Ten years after he’d made The Disintegration Loops, Basinski – with composer and arranger Maxim Moston – transformed them into a live performance, originally for a performance in New York to commemorate the tenth anniversary of the World Trade Center’s destruction. The performance was restaged in August 2012 at London’s Royal Festival Hall as part of the Meltdown Festival (an annual music festival whose schedule is curated by an individual performer, this year Antony Hegarty of Antony & The Johnsons).

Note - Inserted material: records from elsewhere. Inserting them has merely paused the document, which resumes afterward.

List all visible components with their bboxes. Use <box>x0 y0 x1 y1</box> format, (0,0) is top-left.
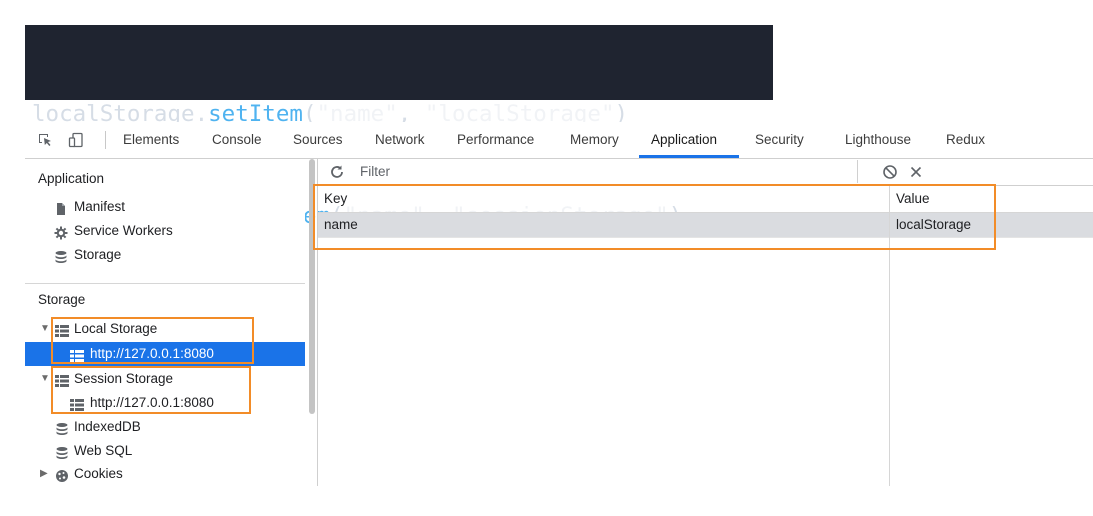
tab-lighthouse[interactable]: Lighthouse <box>845 122 911 158</box>
sidebar-item-label: Session Storage <box>74 371 174 386</box>
sidebar-heading-storage: Storage <box>38 292 86 307</box>
cookie-icon <box>55 467 69 482</box>
refresh-icon[interactable] <box>329 164 345 180</box>
tab-network[interactable]: Network <box>375 122 425 158</box>
sidebar-item-label: Web SQL <box>74 443 133 458</box>
devtools-tabbar: Elements Console Sources Network Perform… <box>25 122 1093 159</box>
sidebar-item-label: Storage <box>74 247 122 262</box>
grid-table-icon <box>70 396 84 411</box>
storage-table: Key Value name localStorage <box>318 186 1093 486</box>
sidebar-item-label: Manifest <box>74 199 126 214</box>
tab-security[interactable]: Security <box>755 122 804 158</box>
grid-table-icon <box>55 322 69 337</box>
sidebar-item-local-storage-origin[interactable]: http://127.0.0.1:8080 <box>25 342 305 366</box>
collapse-arrow-icon[interactable]: ▶ <box>40 462 48 486</box>
cell-value[interactable]: localStorage <box>896 213 971 237</box>
inspect-element-icon[interactable] <box>37 132 53 148</box>
column-header-value[interactable]: Value <box>896 187 930 211</box>
sidebar-item-session-storage-origin[interactable]: http://127.0.0.1:8080 <box>25 391 305 415</box>
active-tab-indicator <box>639 155 739 158</box>
sidebar-item-session-storage[interactable]: ▼ Session Storage <box>25 367 305 391</box>
tab-memory[interactable]: Memory <box>570 122 619 158</box>
delete-selected-icon[interactable] <box>908 164 924 180</box>
sidebar-item-web-sql[interactable]: Web SQL <box>25 439 305 463</box>
tab-console[interactable]: Console <box>212 122 262 158</box>
table-row[interactable]: name localStorage <box>318 213 1093 237</box>
clear-all-icon[interactable] <box>882 164 898 180</box>
row-divider <box>318 237 1093 238</box>
devtools-window: Elements Console Sources Network Perform… <box>25 122 1093 486</box>
sidebar-item-local-storage[interactable]: ▼ Local Storage <box>25 317 305 341</box>
sidebar-item-label: Local Storage <box>74 321 158 336</box>
column-divider[interactable] <box>889 186 890 486</box>
sidebar-item-storage[interactable]: Storage <box>25 243 305 267</box>
sidebar-divider <box>25 283 305 284</box>
sidebar-item-service-workers[interactable]: Service Workers <box>25 219 305 243</box>
expand-arrow-icon[interactable]: ▼ <box>40 317 50 341</box>
code-snippet: localStorage.setItem("name", "localStora… <box>25 25 773 229</box>
sidebar-item-label: Service Workers <box>74 223 173 238</box>
sidebar-item-label: IndexedDB <box>74 419 141 434</box>
database-icon <box>54 248 68 263</box>
tab-elements[interactable]: Elements <box>123 122 179 158</box>
column-header-key[interactable]: Key <box>324 187 347 211</box>
tab-application[interactable]: Application <box>651 122 717 158</box>
sidebar-item-manifest[interactable]: Manifest <box>25 195 305 219</box>
storage-main-panel: Key Value name localStorage <box>318 159 1093 486</box>
expand-arrow-icon[interactable]: ▼ <box>40 367 50 391</box>
tab-redux[interactable]: Redux <box>946 122 985 158</box>
sidebar-item-label: http://127.0.0.1:8080 <box>90 346 214 361</box>
grid-table-icon <box>70 347 84 362</box>
sidebar-item-label: Cookies <box>74 466 123 481</box>
database-icon <box>55 444 69 459</box>
sidebar-scrollbar[interactable] <box>309 159 315 414</box>
grid-table-icon <box>55 372 69 387</box>
tab-performance[interactable]: Performance <box>457 122 534 158</box>
device-toolbar-icon[interactable] <box>68 132 84 148</box>
filter-input[interactable] <box>352 160 858 183</box>
table-header-row: Key Value <box>318 186 1093 213</box>
toolbar-divider <box>105 131 106 149</box>
sidebar-item-cookies[interactable]: ▶ Cookies <box>25 462 305 486</box>
sidebar-item-indexeddb[interactable]: IndexedDB <box>25 415 305 439</box>
storage-toolbar <box>318 159 1093 186</box>
database-icon <box>55 420 69 435</box>
gear-icon <box>54 224 68 240</box>
sidebar-item-label: http://127.0.0.1:8080 <box>90 395 214 410</box>
sidebar-heading-application: Application <box>38 171 105 186</box>
tab-sources[interactable]: Sources <box>293 122 343 158</box>
cell-key[interactable]: name <box>324 213 358 237</box>
document-icon <box>54 200 68 215</box>
application-sidebar: Application Manifest Service Workers Sto… <box>25 159 305 486</box>
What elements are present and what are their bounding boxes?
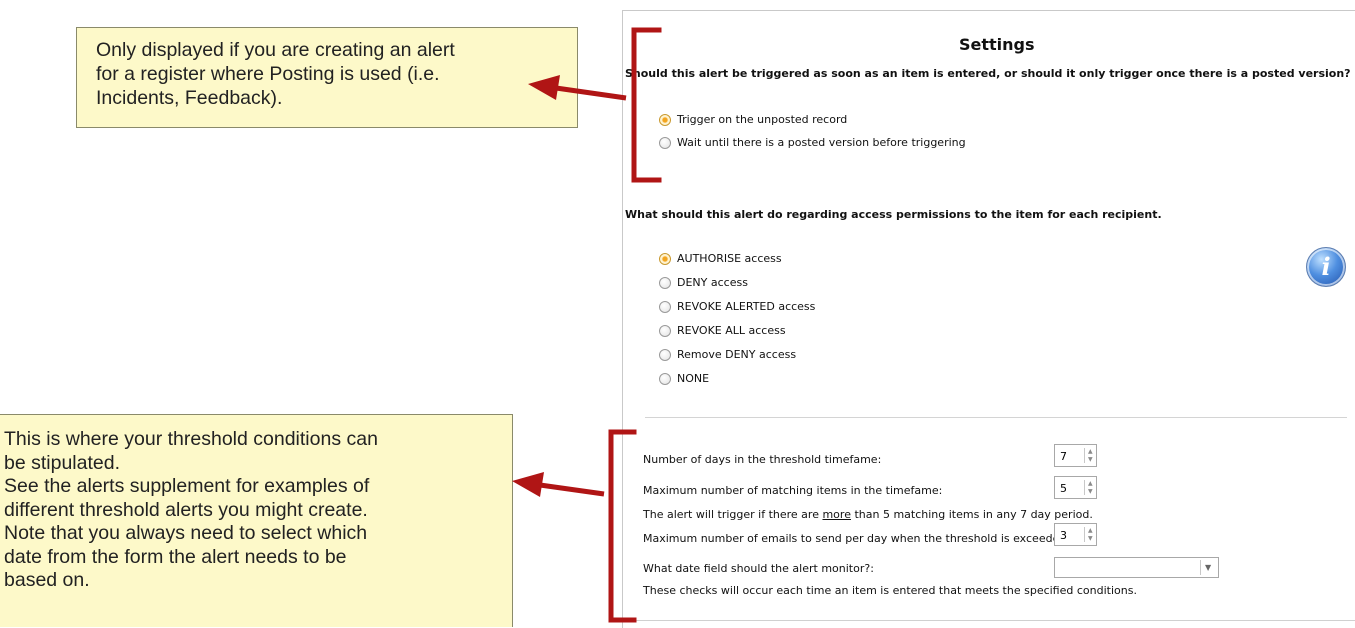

Attending the London show, which comprised versions of “dlp 2.1” and “dlp 1.1” performed by the 40-piece London Contemporary Orchestra, I found these live Loops pretty and enjoyable, but nowhere near as moving as the originals. To represent the degradations on the original tapes, musicians play progressively shorter snippets of their score, the result more of a stifling than a disintegration. The performed pieces fail to capture the eerie degradations of the original, resembling instead some midway point between an intricately repetitive Philip Glass piece and Haydn’s “Farewell” Symphony, in which various musicians “drop out” until only one remains playing. (Personal bias meant I was also disappointed that “dlp 1.1” was performed, as it’s my least favourite Loop, not helped by its melody, played on trombone, being rendered almost jolly here.)

What seemed to be lacking was some way of recapturing the random interventions of the original – indeed, for “dlp 2.1”, the blots and scrapes of the original disintegrations were represented rather farcically by a performer crinkling some cellophane in the background. Why not, I wondered, introduce some live interventions too, using electronics (these, unlike in a Glass performance, conspicuously absent) to loop and degrade the musicians’ performance alongside the, as it were, controlled demolition? To have produced a score capable of being replicated identically – cellophane permitting – in any number of performances seems antithetical to The Disintegration Loops’ unique appeal, and represents a mildly curious but superfluous postscript to a project whose gradual, awful fading to silence required no last word.

William Basinski’s The Disintegration Loops forms part of the National September 11 Monument and Museum in New York. A 2012 reissue of the recordings includes vinyl editions of each piece, as well as recordings of two live performances, and additional written material.